“We think it’s important to point out that when we separate the responses by age, millennials still believe in owning their own home,” McBreen said. “Owning property as opposed to renting it is still a core belief among wealthy investors.”

The more wealthy the respondent, the more likely they were to consider home ownership important, according to Spectrem.

Coming in third, millionaires also credited work as important to their success, including work during their high school and college years.

“When we ask people how they became wealthy, 95 to 99 percent say hard work,” McBreen said. “Most wealthy households think that it is important to work during high school and college… the people who have been successful believe their hard work ethic was developed because they worked during their education.”

Mass affluent investors, with between $100,000 and $1 million in assets, were more likely than high-net-worth investors and millionaires to believe that children should finance their own education, according to Spectrem.

Ultra-high-net-worth millennials were the most likely out of all the groups to argue that a student should finance most of their education, while millionaire millennials were the least likely of all groups to agree.

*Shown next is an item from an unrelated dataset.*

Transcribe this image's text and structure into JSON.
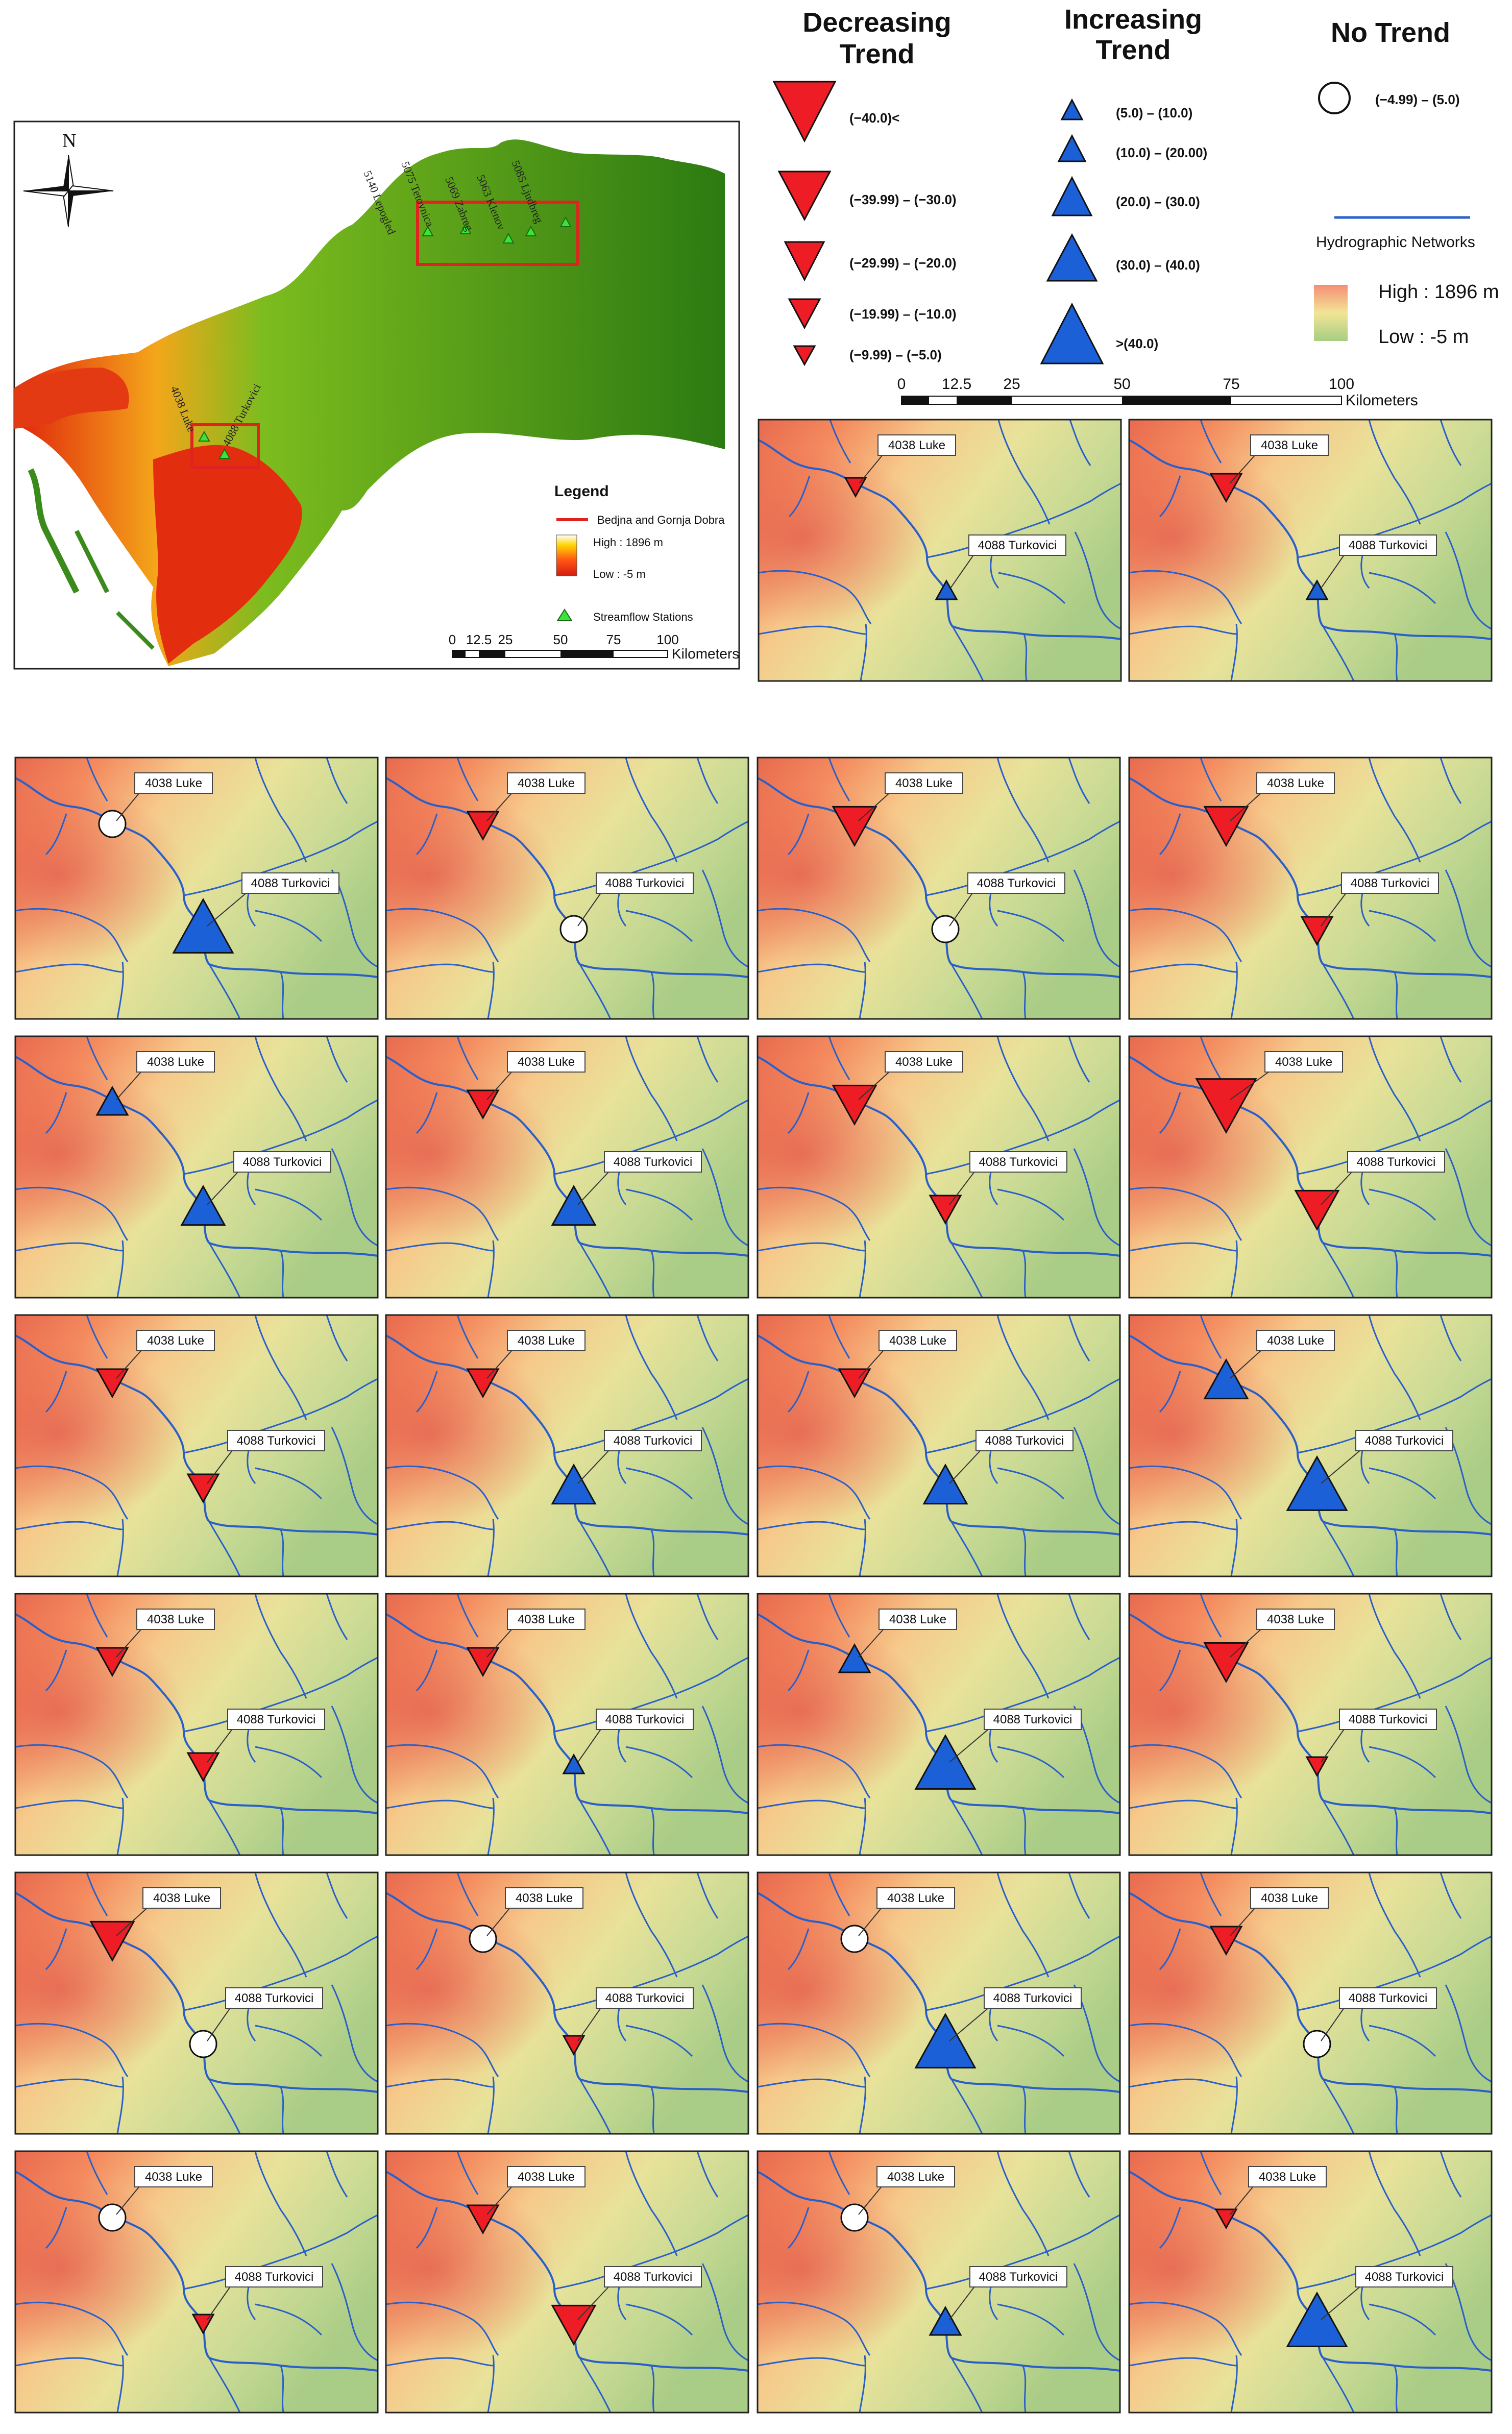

All of the groups surveyed by Spectrem expressed some level of pessimism about their family’s financial future.

“We always like to ask them if they foresee that their children will be better off than they are,” McBreen said. “That’s one way to define the American dream. Less than one-third of our respondents, regardless of wealth, thought that their children would be better off. Either they’re depressed and pessimistic, or that’s no longer a component of the American dream, because they don’t think their children necessarily need to be better off than they are now.”